Мистер Джонас прежде всего спросил девиц, любят ли они ходить пешком, и, получив ответ, что любят, подверг их способность к пешему хождению весьма строгому экзамену, показав им за одно утро столько достопримечательностей – мостов, церквей, улиц, театральных зданий и прочих бесплатных зрелищ, сколько другим не удастся увидеть и за год. Нетрудно было заметить, что этот джентльмен питал неописуемое отвращение к осмотру зданий изнутри и отлично знал истинную цену тем зрелищам, где за вход требовалась плата, ибо все они, по его словам, никуда не годились и совершенно не заслуживали внимания. Он был, по-видимому, глубоко убежден в этом, ибо, когда мисс Чарити сказала, между прочим, что они были раза два-три в театре с мистером Джинкинсом и другими джентльменами, первым делом спросил, где достали контрамарки, а узнав, что мистер Джинкинс и другие джентльмены платили за билеты, несказанно развеселился, заметив: «Вот, должно быть, олухи», и не раз в течение прогулки разражался неудержимым смехом, потешаясь над такой сверхъестественной глупостью и, надо полагать, радуясь своему умственному превосходству.
После того как они походили по улицам несколько часов и порядком устали, начало уже темнеть, и мистер Джонас сообщил девицам, что теперь он покажет им самую что ни на есть смешную штуку. Штука оказалась весьма нехитрой – вся соль заключалась в том, чтобы взять кэб и проехаться за один шиллинг как можно дальше. К счастью, их довезли как раз до того места, где жил мистер Джонас, иначе девицы вряд ли были бы в состоянии оценить ее.

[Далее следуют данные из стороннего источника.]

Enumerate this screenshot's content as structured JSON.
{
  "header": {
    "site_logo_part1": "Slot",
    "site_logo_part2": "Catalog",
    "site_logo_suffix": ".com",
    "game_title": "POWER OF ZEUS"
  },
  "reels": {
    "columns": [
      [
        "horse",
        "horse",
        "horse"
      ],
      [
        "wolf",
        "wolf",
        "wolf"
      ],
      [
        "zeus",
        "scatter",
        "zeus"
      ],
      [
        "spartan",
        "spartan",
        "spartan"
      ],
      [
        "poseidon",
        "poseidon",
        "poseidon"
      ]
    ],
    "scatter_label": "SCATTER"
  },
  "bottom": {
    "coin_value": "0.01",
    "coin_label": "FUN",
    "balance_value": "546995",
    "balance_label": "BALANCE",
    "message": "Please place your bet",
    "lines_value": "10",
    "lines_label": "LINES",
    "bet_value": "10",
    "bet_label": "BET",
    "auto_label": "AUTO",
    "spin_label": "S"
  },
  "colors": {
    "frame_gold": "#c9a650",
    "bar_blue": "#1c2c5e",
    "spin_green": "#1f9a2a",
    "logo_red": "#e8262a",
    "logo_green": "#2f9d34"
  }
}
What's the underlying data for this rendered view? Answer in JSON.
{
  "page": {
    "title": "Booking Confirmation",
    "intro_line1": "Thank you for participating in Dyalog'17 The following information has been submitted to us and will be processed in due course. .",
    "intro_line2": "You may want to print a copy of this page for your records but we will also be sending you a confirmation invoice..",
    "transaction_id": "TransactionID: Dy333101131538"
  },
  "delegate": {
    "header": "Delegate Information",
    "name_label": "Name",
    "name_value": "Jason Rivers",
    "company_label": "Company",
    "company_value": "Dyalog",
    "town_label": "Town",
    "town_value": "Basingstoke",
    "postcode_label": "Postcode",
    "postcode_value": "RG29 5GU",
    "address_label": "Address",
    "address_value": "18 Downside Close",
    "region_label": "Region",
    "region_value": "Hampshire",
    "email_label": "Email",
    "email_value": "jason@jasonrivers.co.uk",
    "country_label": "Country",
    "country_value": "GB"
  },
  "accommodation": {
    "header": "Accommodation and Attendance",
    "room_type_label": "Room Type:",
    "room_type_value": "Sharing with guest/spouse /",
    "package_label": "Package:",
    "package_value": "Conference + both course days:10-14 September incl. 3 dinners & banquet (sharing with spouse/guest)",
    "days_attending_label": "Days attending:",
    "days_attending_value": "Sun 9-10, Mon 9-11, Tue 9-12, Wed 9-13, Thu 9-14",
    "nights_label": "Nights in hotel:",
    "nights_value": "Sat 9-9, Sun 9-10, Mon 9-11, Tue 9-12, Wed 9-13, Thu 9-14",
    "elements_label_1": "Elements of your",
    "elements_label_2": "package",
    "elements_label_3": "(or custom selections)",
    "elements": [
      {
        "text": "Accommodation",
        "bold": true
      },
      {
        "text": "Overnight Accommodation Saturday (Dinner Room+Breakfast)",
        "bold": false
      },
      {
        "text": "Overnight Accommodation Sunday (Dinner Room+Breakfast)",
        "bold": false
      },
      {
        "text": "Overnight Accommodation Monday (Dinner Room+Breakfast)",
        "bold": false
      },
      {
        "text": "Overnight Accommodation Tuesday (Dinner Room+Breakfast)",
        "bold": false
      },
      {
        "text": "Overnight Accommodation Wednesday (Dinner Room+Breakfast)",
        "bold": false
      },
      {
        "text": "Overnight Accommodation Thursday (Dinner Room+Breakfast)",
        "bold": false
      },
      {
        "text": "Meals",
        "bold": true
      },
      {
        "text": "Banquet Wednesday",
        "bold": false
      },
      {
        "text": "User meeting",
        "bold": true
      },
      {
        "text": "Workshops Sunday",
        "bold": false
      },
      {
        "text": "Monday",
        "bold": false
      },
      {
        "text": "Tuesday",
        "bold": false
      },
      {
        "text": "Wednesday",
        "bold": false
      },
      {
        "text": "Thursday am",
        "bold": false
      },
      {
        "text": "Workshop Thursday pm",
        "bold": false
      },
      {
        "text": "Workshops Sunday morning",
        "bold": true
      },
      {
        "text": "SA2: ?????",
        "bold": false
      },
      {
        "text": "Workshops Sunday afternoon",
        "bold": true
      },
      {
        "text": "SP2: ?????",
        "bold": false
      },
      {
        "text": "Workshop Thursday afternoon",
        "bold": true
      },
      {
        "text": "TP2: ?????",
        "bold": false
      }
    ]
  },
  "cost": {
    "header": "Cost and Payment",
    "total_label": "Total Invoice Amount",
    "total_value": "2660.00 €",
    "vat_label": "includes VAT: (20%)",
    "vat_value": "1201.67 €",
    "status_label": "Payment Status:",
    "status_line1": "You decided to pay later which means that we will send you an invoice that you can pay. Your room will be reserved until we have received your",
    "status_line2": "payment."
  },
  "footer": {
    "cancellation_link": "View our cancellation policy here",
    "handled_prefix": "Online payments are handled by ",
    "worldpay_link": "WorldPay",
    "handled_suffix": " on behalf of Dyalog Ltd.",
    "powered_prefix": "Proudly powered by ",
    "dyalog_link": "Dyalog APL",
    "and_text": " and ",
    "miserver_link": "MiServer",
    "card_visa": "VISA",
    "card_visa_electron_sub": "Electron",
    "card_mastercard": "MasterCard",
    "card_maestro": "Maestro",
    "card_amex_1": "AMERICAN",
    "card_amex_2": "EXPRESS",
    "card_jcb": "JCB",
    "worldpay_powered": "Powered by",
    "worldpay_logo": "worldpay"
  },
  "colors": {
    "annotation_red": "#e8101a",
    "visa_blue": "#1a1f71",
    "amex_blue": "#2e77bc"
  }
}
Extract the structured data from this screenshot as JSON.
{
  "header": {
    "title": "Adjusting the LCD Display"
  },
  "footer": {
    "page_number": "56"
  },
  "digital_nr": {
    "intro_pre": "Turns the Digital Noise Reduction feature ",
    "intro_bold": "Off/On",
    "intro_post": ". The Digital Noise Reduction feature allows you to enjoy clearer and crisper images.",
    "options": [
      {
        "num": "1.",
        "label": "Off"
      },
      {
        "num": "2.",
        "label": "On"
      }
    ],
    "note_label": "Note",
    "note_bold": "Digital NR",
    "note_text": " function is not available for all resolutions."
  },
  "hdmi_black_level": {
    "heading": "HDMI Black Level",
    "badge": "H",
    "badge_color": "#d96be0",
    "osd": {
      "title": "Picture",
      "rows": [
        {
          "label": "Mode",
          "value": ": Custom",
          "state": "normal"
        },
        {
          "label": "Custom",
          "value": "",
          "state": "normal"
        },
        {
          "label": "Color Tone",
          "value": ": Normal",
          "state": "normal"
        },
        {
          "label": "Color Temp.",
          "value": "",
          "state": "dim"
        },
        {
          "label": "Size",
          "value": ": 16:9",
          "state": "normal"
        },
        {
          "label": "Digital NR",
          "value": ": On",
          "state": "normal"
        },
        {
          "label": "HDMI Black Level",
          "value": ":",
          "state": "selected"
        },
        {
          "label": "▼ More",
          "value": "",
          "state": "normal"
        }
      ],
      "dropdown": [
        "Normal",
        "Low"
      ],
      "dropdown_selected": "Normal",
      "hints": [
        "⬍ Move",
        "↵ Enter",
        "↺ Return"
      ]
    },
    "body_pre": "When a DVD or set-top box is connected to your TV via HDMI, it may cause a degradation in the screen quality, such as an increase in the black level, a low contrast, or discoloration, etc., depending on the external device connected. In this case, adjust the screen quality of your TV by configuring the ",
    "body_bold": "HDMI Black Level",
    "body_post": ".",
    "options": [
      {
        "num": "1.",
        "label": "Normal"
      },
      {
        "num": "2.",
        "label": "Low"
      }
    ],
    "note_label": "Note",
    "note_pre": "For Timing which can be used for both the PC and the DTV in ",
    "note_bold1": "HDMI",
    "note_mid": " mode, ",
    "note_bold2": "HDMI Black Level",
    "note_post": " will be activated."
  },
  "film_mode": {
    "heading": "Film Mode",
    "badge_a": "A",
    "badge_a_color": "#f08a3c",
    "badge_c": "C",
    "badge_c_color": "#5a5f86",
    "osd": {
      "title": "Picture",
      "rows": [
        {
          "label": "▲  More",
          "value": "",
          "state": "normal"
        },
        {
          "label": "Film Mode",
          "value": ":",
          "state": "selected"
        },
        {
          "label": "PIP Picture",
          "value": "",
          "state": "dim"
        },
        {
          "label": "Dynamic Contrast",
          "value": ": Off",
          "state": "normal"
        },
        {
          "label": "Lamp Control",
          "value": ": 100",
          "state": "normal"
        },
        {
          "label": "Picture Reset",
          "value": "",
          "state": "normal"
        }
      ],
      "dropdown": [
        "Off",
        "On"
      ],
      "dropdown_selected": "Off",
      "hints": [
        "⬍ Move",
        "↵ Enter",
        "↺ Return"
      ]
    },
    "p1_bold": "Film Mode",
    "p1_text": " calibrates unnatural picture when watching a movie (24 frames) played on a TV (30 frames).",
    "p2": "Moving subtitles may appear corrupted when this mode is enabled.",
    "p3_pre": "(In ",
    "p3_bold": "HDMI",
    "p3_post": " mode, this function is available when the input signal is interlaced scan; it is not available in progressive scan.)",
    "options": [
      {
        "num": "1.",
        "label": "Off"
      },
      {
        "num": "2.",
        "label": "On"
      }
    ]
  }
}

Старинная фирма Энтони Чезлвит и Сын, оптовая торговля манчестерскими сукнами и т. д., помещалась в очень узенькой улочке, неподалеку от почтамта, где все дома даже в ясное летнее утро казались очень хмурыми, где рассыльные в жаркое время поливали мостовую перед домами своих хозяев прихотливыми узорами и где в хорошую погоду в дверях пыльных складов простаивали целые часы франтоватые джентльмены, заложив руки в карманы брюк и созерцая собственные щегольские сапоги, что, казалось, было самой трудной их работой, не считая разве ношения пера за ухом. Темный, грязный, закоптелый, неимоверно облупленный и ветхий был этот дом, но в этом доме, каков бы он ни был, фирма Энтони Чезлвит и Сын вела все свои дела и развлекалась, как умела; ибо ни молодой человек, ни старик не знали другого жилища и других помыслов и забот, кроме тех, которые были ограничены его стенами.
Дело, как легко себе представить, было главной заботой этой фирмы, до такой даже степени, что оно вытолкало за двери всякие житейские удобства и на каждом шагу опрокидывало домашний распорядок. Так, в убогих спальнях висели на стенах пачки изъеденных молью писем, полы были усеяны остатками старых образцов и негодными обрывками товара, а колченогие кровати, умывальники и ветхие коврики жались по углам, как предметы второстепенные, которые не стоят внимания, – ибо они не дают никакой прибыли и только мешают единственно важному в жизни, являясь неприятной необходимостью. Гостиная была в том же роде – хаос ящиков и старых бумаг, да и конторских табуретов в ней было гораздо больше, чем стульев, не говоря уже о громадной уродливой конторке, растопырившейся посередине комнаты, и о несгораемом шкафе, вделанном в стену над камином. Одинокий столик для трапез и приема гостей по сравнению с конторкой и прочей конторской мебелью значил для хозяев так же мало, как всякие приятности жизни и безобидные удовольствия по сравнению с погоней за наживой, сейчас этот столик был довольно скаредно накрыт к обеду, и сам Энтони, сидевший в кресле перед огнем, поднялся навстречу сыну и двум прелестным сестрицам.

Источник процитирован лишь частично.